Smart farming : l’ISA, Weenat et Bonduelle main dans la main sur la recherche

Systèmes embarqués, logiciels et algorithmes, drones et robots agricoles… L’agriculture connectée modifie profondément les pratiques des exploitants, tous métiers confondus. Au cœur de ces mutations, l’ISA-Lille ne se contente pas de former les futurs ingénieurs d’un secteur primaire en pleine évolution : en partenariat avec des exploitants, des industriels et des start-up, elle participe à différents projets conçus pour favoriser le développement d’une agriculture responsable. Dernier exemple en date : le projet SFIM.

Eau, herbicides… Réduire les intrants en agriculture relève de l’enjeu environnemental autant qu’économique. Initialement lancé à l’été 2015 sous l’impulsion du Pôle Légumes Région Nord, le projet SFIM (Smart Farming for Input Mitigation) repose sur l’idée que le smart farming peut permettre de réduire les apports hydriques et la consommation d’herbicides dans le domaine maraîcher, en l’occurrence dans la culture des haricots, carottes et autres flageolets.

A terme, SFIM doit aboutir à la commercialisation d’une plate-forme web capable de traiter en temps réel les informations recueillies, donc d’offrir aux producteurs un outil d’aide à la décision utile pour calculer au plus près l’irrigation et les quantités d’herbicides nécessaires aux plantes.
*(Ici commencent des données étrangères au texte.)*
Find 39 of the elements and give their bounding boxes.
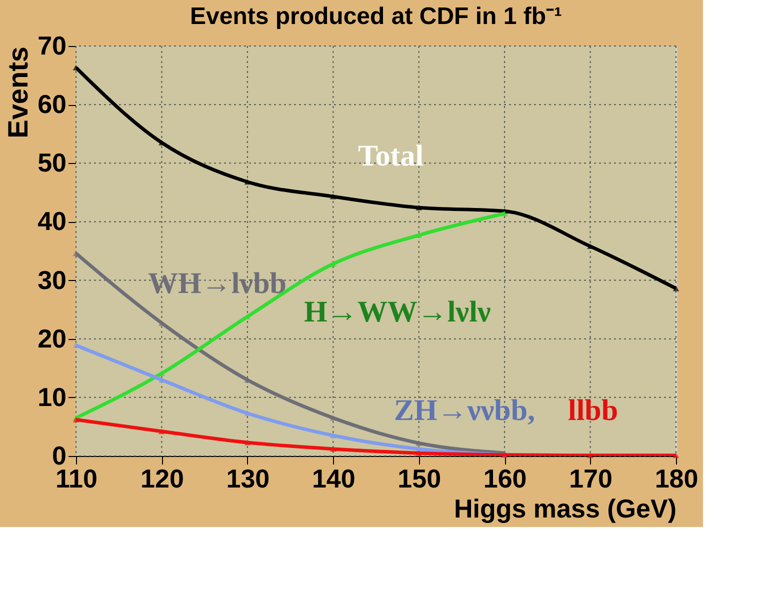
- x-tick-label: 170: [569, 464, 612, 494]
- y-tick-label: 70: [38, 30, 66, 60]
- point: [330, 415, 336, 421]
- chart-title: Events produced at CDF in 1 fb⁻¹: [190, 3, 562, 30]
- point: [330, 432, 336, 438]
- series-label: WH→lνbb: [148, 266, 286, 300]
- series-label: ZH→ννbb,: [394, 394, 536, 427]
- y-tick-label: 30: [38, 264, 66, 295]
- point: [158, 377, 165, 383]
- point: [501, 210, 508, 216]
- y-tick-label: 10: [38, 382, 66, 412]
- point: [416, 440, 422, 446]
- y-axis-title: Events: [2, 46, 34, 138]
- x-tick-label: 140: [312, 464, 356, 494]
- point: [330, 194, 336, 200]
- point: [416, 232, 422, 238]
- point: [330, 446, 336, 452]
- x-tick-label: 180: [654, 464, 698, 494]
- point: [244, 410, 251, 416]
- point: [416, 450, 422, 456]
- series-label: H→WW→lνlν: [304, 296, 492, 328]
- y-tick-label: 20: [38, 323, 66, 354]
- point: [672, 286, 680, 292]
- x-tick-label: 130: [226, 464, 270, 494]
- y-tick-label: 40: [38, 206, 66, 236]
- point: [416, 204, 422, 210]
- point: [244, 179, 251, 185]
- point: [587, 452, 594, 458]
- x-tick-label: 120: [140, 464, 184, 494]
- point: [244, 440, 251, 446]
- x-axis-title: Higgs mass (GeV): [454, 494, 676, 524]
- point: [672, 452, 680, 458]
- y-tick-label: 50: [38, 148, 66, 178]
- point: [158, 428, 165, 434]
- y-tick-label: 60: [38, 89, 66, 120]
- series-label: llbb: [568, 394, 618, 427]
- series-label: Total: [358, 140, 424, 173]
- x-tick-label: 160: [483, 464, 527, 494]
- x-tick-label: 150: [398, 464, 442, 494]
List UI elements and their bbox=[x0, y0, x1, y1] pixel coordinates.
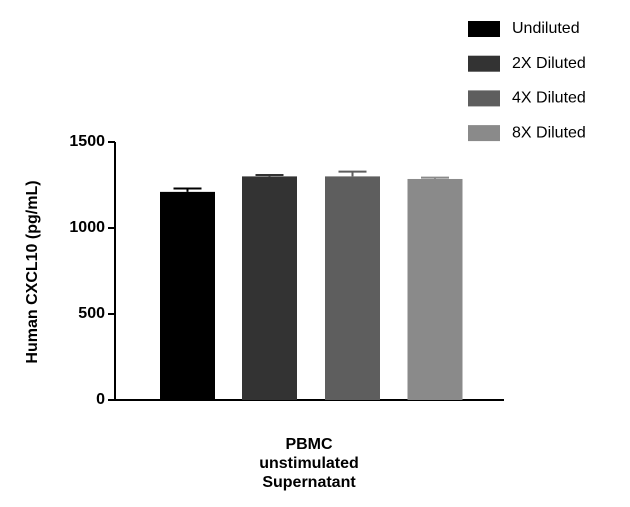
legend-swatch bbox=[468, 55, 500, 72]
legend-label: 8X Diluted bbox=[512, 124, 586, 141]
legend-label: 2X Diluted bbox=[512, 55, 586, 72]
category-label: PBMC unstimulated Supernatant bbox=[259, 436, 359, 491]
error-bar bbox=[421, 176, 449, 179]
bar bbox=[407, 178, 463, 400]
y-tick-label: 0 bbox=[96, 391, 105, 408]
y-tick-label: 1000 bbox=[69, 219, 105, 236]
bar bbox=[325, 176, 380, 400]
legend-label: 4X Diluted bbox=[512, 90, 586, 107]
error-bar bbox=[338, 170, 367, 177]
error-bar bbox=[173, 187, 202, 192]
y-axis-label: Human CXCL10 (pg/mL) bbox=[24, 180, 41, 363]
y-tick-label: 500 bbox=[78, 305, 105, 322]
bar bbox=[242, 176, 297, 400]
legend-label: Undiluted bbox=[512, 20, 580, 37]
legend-swatch bbox=[468, 90, 500, 107]
error-bar bbox=[255, 174, 284, 177]
y-tick-label: 1500 bbox=[69, 133, 105, 150]
bar bbox=[160, 191, 215, 400]
legend-swatch bbox=[468, 125, 500, 142]
legend-swatch bbox=[468, 21, 500, 37]
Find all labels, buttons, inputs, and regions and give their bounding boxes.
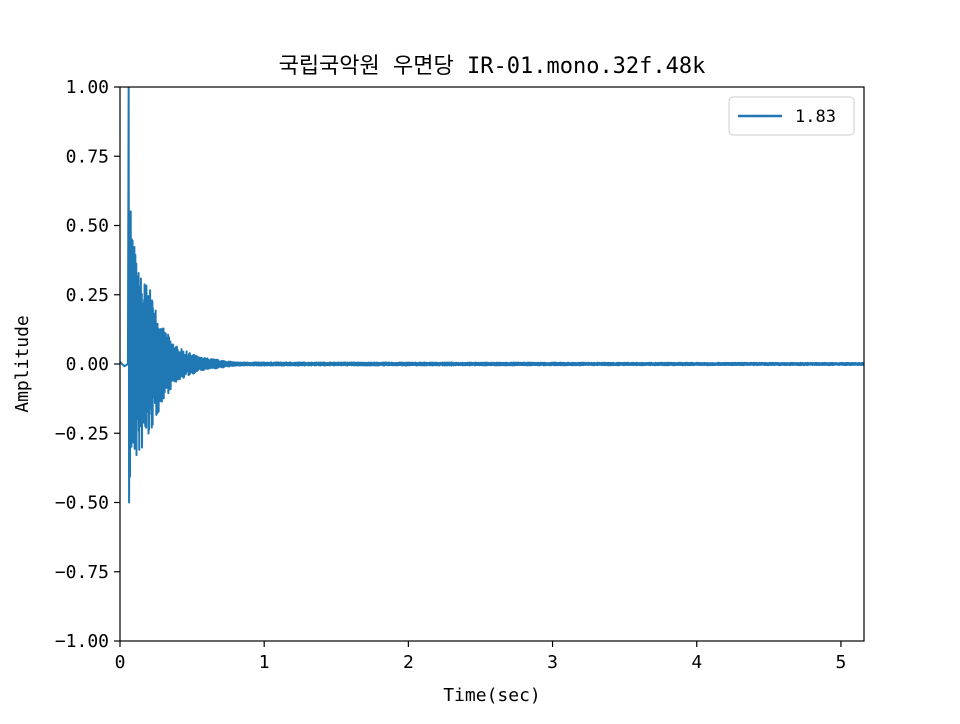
x-tick-label: 0: [115, 652, 126, 673]
series-line-1-83: [120, 87, 864, 504]
x-tick-label: 3: [547, 652, 558, 673]
x-tick-label: 2: [403, 652, 414, 673]
axis-ticks: 0 1 2 3 4 5 −1.00 −0.75 −0.50 −0.25 0.00 0.25 0.50 0.…: [55, 77, 847, 673]
chart-title: 국립국악원 우면당 IR-01.mono.32f.48k: [279, 54, 706, 79]
y-tick-label: 0.50: [66, 216, 109, 237]
legend-box: [728, 96, 855, 136]
y-tick-label: −0.75: [55, 562, 109, 583]
x-tick-label: 4: [691, 652, 702, 673]
y-tick-label: 0.00: [66, 354, 109, 375]
y-tick-label: −0.50: [55, 493, 109, 514]
legend: 1.83: [728, 96, 855, 136]
plot-area: [120, 87, 864, 504]
y-tick-label: 1.00: [66, 77, 109, 98]
y-axis-label: Amplitude: [12, 315, 33, 413]
x-tick-label: 5: [836, 652, 847, 673]
x-tick-label: 1: [259, 652, 270, 673]
y-tick-label: −0.25: [55, 423, 109, 444]
x-axis-label: Time(sec): [443, 685, 541, 706]
y-tick-label: 0.75: [66, 146, 109, 167]
y-tick-label: 0.25: [66, 285, 109, 306]
axes-frame: [119, 86, 865, 642]
legend-label: 1.83: [795, 107, 836, 127]
y-tick-label: −1.00: [55, 631, 109, 652]
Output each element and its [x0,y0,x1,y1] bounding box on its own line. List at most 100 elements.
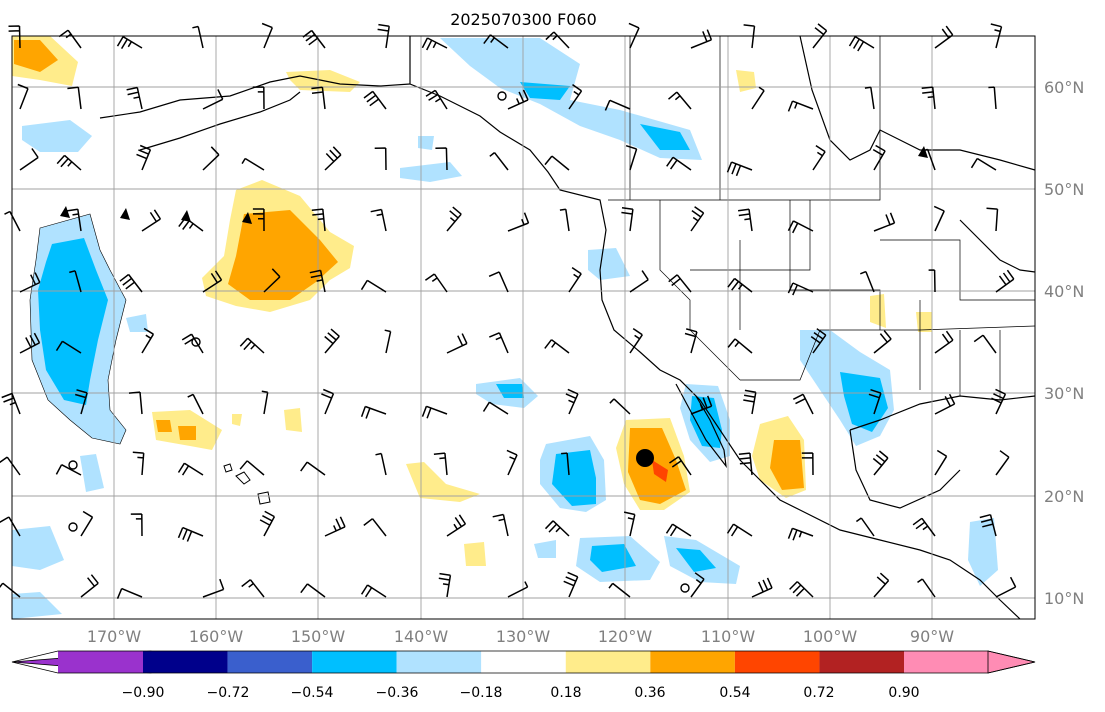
colorbar-tick-label: −0.72 [207,685,250,701]
wind-barb [690,572,705,598]
colorbar-bin [481,651,566,673]
wind-barb [17,83,29,110]
lon-label-160w: 160°W [189,627,244,646]
wind-barb [55,340,82,354]
wind-barb [506,449,518,476]
wind-barb [119,273,143,293]
wind-barb [252,208,265,232]
wind-barb [489,332,509,354]
wind-barb [726,523,753,537]
wind-barb [0,456,21,476]
wind-barb [259,510,276,537]
wind-barb [241,579,265,598]
wind-barb [446,206,462,232]
wind-barb [55,464,82,476]
colorbar-bin [58,651,143,673]
wind-barb [241,157,265,171]
wind-barb [934,330,954,354]
wind-barb [141,209,162,232]
wind-barb [810,328,827,354]
wind-barb [324,146,342,171]
wind-barb [19,332,41,354]
wind-barb [563,571,579,598]
lon-label-130w: 130°W [496,627,551,646]
wind-barb [374,147,387,171]
wind-barb [239,460,265,476]
colorbar-bin [227,651,313,673]
colorbar-tick-label: −0.54 [291,685,334,701]
wind-barb [628,22,640,49]
wind-barb [80,574,99,598]
wind-barb [625,144,638,171]
wind-barb [629,270,649,293]
wind-barb [873,212,896,232]
wind-barb [8,25,21,49]
anomaly-shading [12,36,998,619]
wind-barb [446,333,468,354]
wind-barb [787,282,814,296]
map-title: 2025070300 F060 [450,10,597,29]
lat-label-40n: 40°N [1044,282,1084,301]
wind-barb [917,578,936,598]
colorbar-tick-label: 0.54 [719,685,750,701]
wind-barb [56,154,82,171]
wind-barb [311,86,326,110]
political-borders [608,36,1036,400]
colorbar-tick-label: 0.36 [634,685,665,701]
wind-barb [202,146,220,171]
wind-barb [507,581,529,598]
wind-barb [302,29,326,49]
lat-label-20n: 20°N [1044,487,1084,506]
longitude-labels: 170°W 160°W 150°W 140°W 130°W 120°W 110°… [87,627,954,646]
wind-barb [363,518,387,537]
colorbar-tick-label: 0.72 [803,685,834,701]
colorbar-extend-high [987,650,1036,674]
wind-barb [921,86,936,110]
gridlines [12,36,1035,619]
wind-barb [141,327,155,354]
wind-barb [990,23,1003,49]
wind-barb [446,514,467,537]
lat-label-30n: 30°N [1044,384,1084,403]
latitude-labels: 60°N 50°N 40°N 30°N 20°N 10°N [1044,78,1084,608]
wind-barb [666,156,692,171]
wind-barb [848,35,875,52]
calm-markers [68,91,690,593]
wind-barb [324,516,346,537]
wind-barb [872,144,886,171]
wind-barb [751,577,773,598]
wind-barb [928,269,936,293]
wind-barb [74,389,88,415]
lon-label-110w: 110°W [701,627,756,646]
colorbar-outline [11,650,1036,674]
wind-barb [792,393,814,415]
wind-barb [360,405,387,419]
wind-barb [263,268,281,293]
wind-barb [665,523,692,537]
colorbar-tick-label: 0.18 [550,685,581,701]
colorbar-bin [312,651,397,673]
wind-barb [933,205,945,232]
wind-barb [433,452,448,476]
wind-barb [751,86,765,110]
wind-barb [559,208,570,232]
wind-barb [192,25,204,49]
wind-barbs [0,22,1017,599]
wind-barb [300,583,326,598]
wind-barb [300,461,326,476]
wind-barb [507,212,530,232]
wind-barb [324,328,340,354]
wind-barb [738,452,753,476]
wind-barb [995,576,1017,598]
wind-barb [377,23,390,49]
islands [223,463,271,505]
wind-barb [69,270,82,293]
wind-barb [934,449,948,476]
wind-barb [979,513,997,537]
wind-barb [995,269,1015,293]
wind-barb [132,451,145,476]
wind-barb [370,208,387,232]
map-frame [11,35,1036,620]
lon-label-140w: 140°W [394,627,449,646]
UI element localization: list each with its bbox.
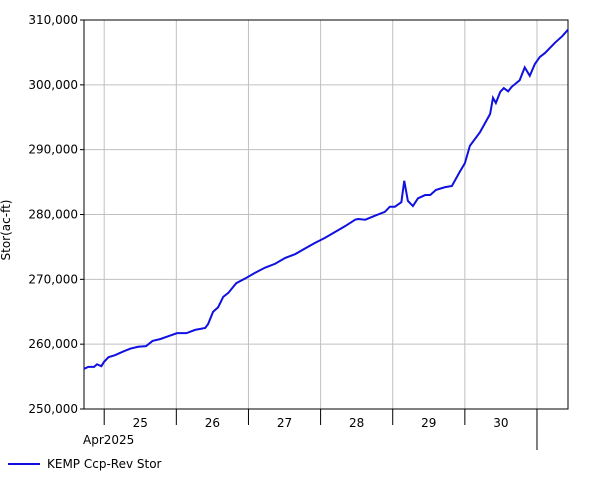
y-tick-label: 310,000 [28, 13, 78, 27]
x-tick-label: 25 [133, 416, 148, 430]
x-tick-label: 27 [277, 416, 292, 430]
plot-frame [83, 19, 569, 410]
y-tick-label: 270,000 [28, 272, 78, 286]
y-tick-label: 250,000 [28, 402, 78, 416]
y-tick-label: 290,000 [28, 143, 78, 157]
x-tick-label: 29 [421, 416, 436, 430]
data-line [83, 29, 569, 370]
legend-label: KEMP Ccp-Rev Stor [47, 457, 162, 471]
x-sublabel: Apr2025 [83, 433, 134, 447]
y-tick-label: 300,000 [28, 78, 78, 92]
y-tick-label: 280,000 [28, 208, 78, 222]
x-tick-label: 26 [205, 416, 220, 430]
x-tick-label: 30 [493, 416, 508, 430]
y-tick-label: 260,000 [28, 337, 78, 351]
x-tick-label: 28 [349, 416, 364, 430]
y-axis-label: Stor(ac-ft) [0, 200, 13, 261]
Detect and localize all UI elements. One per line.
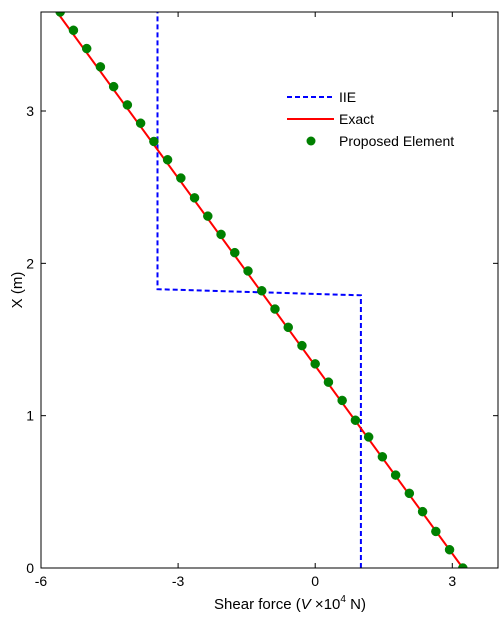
proposed-element-point-12 (297, 340, 307, 351)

Le tout permet de réduire progressivement les volumes utilisés dans leurs cultures maraîchères (haricots, flageolets, carottes…), donc les coûts de production et l’impact environnemental.

Des attentes complémentaires

Soutenu par le CTIFL (Centre technique interprofessionnel des fruits et légumes) et par FranceAgriMer, l’organisme public chargé de la gestion des aides publiques nationales et européennes, le projet embarque plusieurs partenaires. Tous sont concernés directement ou indirectement par le projet, à commencer par le groupe Carré, dont le robot-bineur connecté Anatis embarque les capteurs destinés à fournir des informations sur le besoin en eau des plantes.

Autre société impliquée, la start-up lilloise Weenat, spécialiste des capteurs intelligents. Pour elle, SFIM est l’occasion de tester et d’améliorer ses pluviomètres connectés sur les parcelles de la cinquantaine de producteurs impliqués dans le projet. Grâce à ces outils, chaque maraîcher peut collecter des données météorologiques précises sur leur terrain.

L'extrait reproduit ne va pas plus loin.